Nunca he visto llorar a un gato. Si he de ser sincero, a ningún animal salvo al ser humano. No tengo capacidad para indagar en las cualidades internas de los animales ni en las secuencias químicas que sus cuerpos producen, pero tengo para mí que este fenómeno del llanto es uno de los que nos diferencian del resto de los ejemplares de la especie. Por cierto, y solo a título de curiosidad -o no-, me reconozco como un llorón, un lágrima fácil y un ser emocionable a nada que alguna contemplación se me ponga a tiro.
Parece que el llanto no es más que la expresión física de un dolor, sea este externo o interno. No sé cómo se podría defender razonablemente lo contrario. Pero esa expresión solo se produce después de sentir el dolor, no se trata de una reacción inmediata sino que es la consecuencia de pasar por la criba el sentimiento de dolor. Algo siento en mi cuerpo antes de ponerme a llorar, y algo siento antes de emocionarme con algún fenómeno externo a mí.
Me parece que si habláramos un poco en serio de esta expresión, exclusivamente humana, lo deberíamos hacer con un poco de seriedad pues, en el fondo, nuestra vida no es más que la continua superación de fenómenos dolorosos. El dolor termina siendo así fuente inexcusable de vida.

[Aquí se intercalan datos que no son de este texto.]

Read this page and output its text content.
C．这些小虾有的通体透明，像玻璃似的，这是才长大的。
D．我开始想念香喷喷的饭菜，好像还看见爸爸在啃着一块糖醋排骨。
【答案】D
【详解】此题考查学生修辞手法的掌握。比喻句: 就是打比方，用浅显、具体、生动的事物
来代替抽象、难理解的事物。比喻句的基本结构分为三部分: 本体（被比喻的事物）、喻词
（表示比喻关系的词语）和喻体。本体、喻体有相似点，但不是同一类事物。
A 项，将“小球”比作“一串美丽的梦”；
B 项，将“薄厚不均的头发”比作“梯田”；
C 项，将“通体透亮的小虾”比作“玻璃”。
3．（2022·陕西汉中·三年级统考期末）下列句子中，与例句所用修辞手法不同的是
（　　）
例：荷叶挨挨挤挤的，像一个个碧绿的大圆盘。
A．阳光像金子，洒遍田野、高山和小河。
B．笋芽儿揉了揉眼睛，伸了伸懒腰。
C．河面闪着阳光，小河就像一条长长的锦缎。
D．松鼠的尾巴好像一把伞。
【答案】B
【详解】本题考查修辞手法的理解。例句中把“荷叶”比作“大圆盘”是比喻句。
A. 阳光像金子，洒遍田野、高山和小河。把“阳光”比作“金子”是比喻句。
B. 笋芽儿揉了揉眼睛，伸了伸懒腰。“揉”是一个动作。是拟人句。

Seguramente tanto el llanto sobre un dolor personal como el que se produce por un dolor ajeno se desarrollen de la misma manera. En estas breves líneas me interesa el que procede del exterior, el que me provoca conmoción y llanto desde un suceso que no tiene como representante a mi cuerpo, pero creo que las consideraciones se podrían aplicar a cualquier tipo.
¿Cuál es la situación anímica del que llora? Tal vez se parezca a esta. Ante el sentimiento de dolor, nos reconocemos en la debilidad, y, en esa debilidad, sentimos piedad de nosotros mismos, nos compadecemos y hacemos representación de esa compasión en el fenómeno del lloro. Hay, creo, siempre un reconocimiento de debilidad y un fuerte sentimiento de piedad por nosotros mismos. De hecho, el lloro es siempre un desahogo físico y, sobre todo, emocional.
Cuando alcanzamos la posibilidad de situarnos en el lugar del otro, cuando entendemos que su estado de debilidad podría ser la nuestra, cuando reconocemos que el dolor es sentimiento universal, aunque tenga concreción individual, entonces volvemos a realizar el mismo proceso, ahora desde una sublimación de ese sentimiento. Cualquier ejemplo nos podría dar claridad. Pensar en la situación de debilidad de un niño, imaginar una desgracia o la muerte de un ser querido o reconocer la situación de un grupo social claramente excluido por el hambre y la miseria rescatan imágenes suficientes y luminosas como para entender este proceso.
En el fondo, es como si quisiéramos compartir ese dolor propio con los otros y el de los otros con nosotros mismos. Hemos realizado un acto de los más sublimes que podamos imaginar: ponernos en el lugar de los demás.
No siempre el dolor tiene representación negativa. La esencia de un atardecer en una naturaleza determinada puede producir un dolor positivo y un lloro emocional. Creo que el proceso es el mismo y que es tan sublime un lloro como el otro.
Tal vez visto así el lloro no debería ser ni contenido ni desaprobado, sino reconocido como una manifestación reservada a los humanos y consecuencia de un proceso noble.
No sé si nuestra cultura ha favorecido mucho su expresión con aquello de que “los hombres no lloran” y frases de este tipo. Cada uno sabrá.
Por elegir un llanto, me quedo con el de un niño indefenso y con el que puede desencadenar en mí su situación.
Quizá la expresión eclesial “Ten piedad de mí” no estaría mal interpretada si la entendiéramos como “ponte en mi lugar”, “llora conmigo”, “comparte conmigo el dolor”.
Tal vez porque las personas lloran una a una, pero el dolor tiene esencia universal y debería afectarnos siempre un poco a todos. Tal vez.